Exactly. I think the ambiguity markers may cause the possible paths to be too deep and the recovery function can’t get to the best routes.
Sure, this is the best i could come up with:
@top ROOT { MainBlock }
MainBlock { SecondLayerBlock “\n” | If }
If { IfKW identifier “\n” MainBlock EndIfKW}
SecondLayerBlock { ( Declaration | ~a “\n”)* ~a }
Declaration { String “:” identifier “,”}
String { ‘"’ char* ‘"’ }
@skip { limited_whitespace }
@tokens{
IfKW {’#if’}
EndIfKW {’#endIf’}
identifier { $[a-zA-Z_] $[a-zA-Z0-9_]*}
limited_whitespace {$[ \r\t] }
char { $[\u{20}\u{21}\u{23}-\u{5b}\u{5d}-\u{10ffff}] }
@precedence { identifier, limited_whitespace }
@precedence { char, limited_whitespace }
}
With the following input:
Correct:
#if condition
“name”: value,
#endIf
Incorrect:
#if condition
"name: value,
#endIf
If i reduce the SecondLayerBlock so that it does not have ambiguities then lezer can recover the best possible tree in the incorrect example.

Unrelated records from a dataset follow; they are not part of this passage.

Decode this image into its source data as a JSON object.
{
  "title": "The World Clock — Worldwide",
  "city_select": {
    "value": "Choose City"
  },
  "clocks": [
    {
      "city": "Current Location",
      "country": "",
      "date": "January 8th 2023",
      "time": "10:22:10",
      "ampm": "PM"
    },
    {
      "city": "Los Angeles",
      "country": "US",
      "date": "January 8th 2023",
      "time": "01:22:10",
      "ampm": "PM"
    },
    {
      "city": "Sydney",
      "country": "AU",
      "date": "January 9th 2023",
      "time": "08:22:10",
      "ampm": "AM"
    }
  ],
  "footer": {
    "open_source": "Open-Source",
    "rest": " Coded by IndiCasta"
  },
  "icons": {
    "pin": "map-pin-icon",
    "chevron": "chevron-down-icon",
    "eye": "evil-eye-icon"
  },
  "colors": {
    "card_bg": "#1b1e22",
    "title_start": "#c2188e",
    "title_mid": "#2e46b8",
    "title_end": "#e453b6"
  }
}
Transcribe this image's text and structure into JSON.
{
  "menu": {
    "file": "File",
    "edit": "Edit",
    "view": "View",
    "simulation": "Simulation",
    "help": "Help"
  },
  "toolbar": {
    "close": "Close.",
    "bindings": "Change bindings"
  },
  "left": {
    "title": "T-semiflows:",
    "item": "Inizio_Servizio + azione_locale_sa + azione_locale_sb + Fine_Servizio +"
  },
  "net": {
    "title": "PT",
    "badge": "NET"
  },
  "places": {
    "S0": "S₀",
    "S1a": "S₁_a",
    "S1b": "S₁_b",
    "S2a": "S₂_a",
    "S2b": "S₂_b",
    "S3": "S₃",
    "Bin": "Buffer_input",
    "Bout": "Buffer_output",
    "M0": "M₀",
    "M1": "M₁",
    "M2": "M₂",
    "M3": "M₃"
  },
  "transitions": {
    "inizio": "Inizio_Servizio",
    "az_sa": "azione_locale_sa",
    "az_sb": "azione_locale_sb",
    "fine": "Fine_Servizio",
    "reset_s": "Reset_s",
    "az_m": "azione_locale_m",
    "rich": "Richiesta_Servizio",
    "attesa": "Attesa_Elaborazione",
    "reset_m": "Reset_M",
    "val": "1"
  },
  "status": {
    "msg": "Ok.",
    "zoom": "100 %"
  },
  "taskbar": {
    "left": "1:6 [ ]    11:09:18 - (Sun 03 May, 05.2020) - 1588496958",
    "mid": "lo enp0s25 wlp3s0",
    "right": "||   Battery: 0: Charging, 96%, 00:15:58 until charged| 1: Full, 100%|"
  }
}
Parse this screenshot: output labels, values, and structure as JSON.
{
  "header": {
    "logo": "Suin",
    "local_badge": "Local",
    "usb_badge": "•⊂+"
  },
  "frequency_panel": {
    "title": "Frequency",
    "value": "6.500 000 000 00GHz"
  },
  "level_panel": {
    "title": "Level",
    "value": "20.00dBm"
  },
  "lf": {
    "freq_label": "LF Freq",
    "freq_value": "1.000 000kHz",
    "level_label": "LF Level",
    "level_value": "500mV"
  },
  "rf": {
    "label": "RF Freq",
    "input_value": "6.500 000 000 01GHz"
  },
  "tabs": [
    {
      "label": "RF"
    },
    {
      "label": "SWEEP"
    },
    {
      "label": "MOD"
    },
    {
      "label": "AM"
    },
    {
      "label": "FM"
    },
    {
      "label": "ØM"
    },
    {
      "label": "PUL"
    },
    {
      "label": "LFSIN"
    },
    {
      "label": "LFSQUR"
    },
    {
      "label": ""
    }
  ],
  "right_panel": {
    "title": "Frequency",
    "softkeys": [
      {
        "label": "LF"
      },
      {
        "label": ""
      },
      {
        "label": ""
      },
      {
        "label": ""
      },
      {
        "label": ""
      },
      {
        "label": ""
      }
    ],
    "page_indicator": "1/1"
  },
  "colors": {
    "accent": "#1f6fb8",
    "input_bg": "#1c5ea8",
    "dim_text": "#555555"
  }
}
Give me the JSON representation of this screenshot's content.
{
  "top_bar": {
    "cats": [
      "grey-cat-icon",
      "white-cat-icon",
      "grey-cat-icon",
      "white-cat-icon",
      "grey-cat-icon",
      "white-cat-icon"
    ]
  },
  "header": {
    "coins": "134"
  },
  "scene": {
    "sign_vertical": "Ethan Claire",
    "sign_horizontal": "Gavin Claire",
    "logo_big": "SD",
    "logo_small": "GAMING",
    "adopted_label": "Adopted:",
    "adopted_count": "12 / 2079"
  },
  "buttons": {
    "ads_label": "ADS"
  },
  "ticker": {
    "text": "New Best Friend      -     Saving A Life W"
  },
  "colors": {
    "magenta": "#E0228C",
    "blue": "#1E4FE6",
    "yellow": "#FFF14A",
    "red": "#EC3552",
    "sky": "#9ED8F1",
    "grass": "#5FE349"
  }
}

Unfortunately, I have to somehow deal with empty lines in the SecondLayerBlock, but can’t declare it in a separate skip block, because the original language has recursive calls from the SecondLayerBlock to the MainBlock and i have to explicitly look for Newline characters in the MainBlock.
If i increase the recoverDist to 10, then lezer can recover the best tree from the incorrect example even with the ambiguous grammar.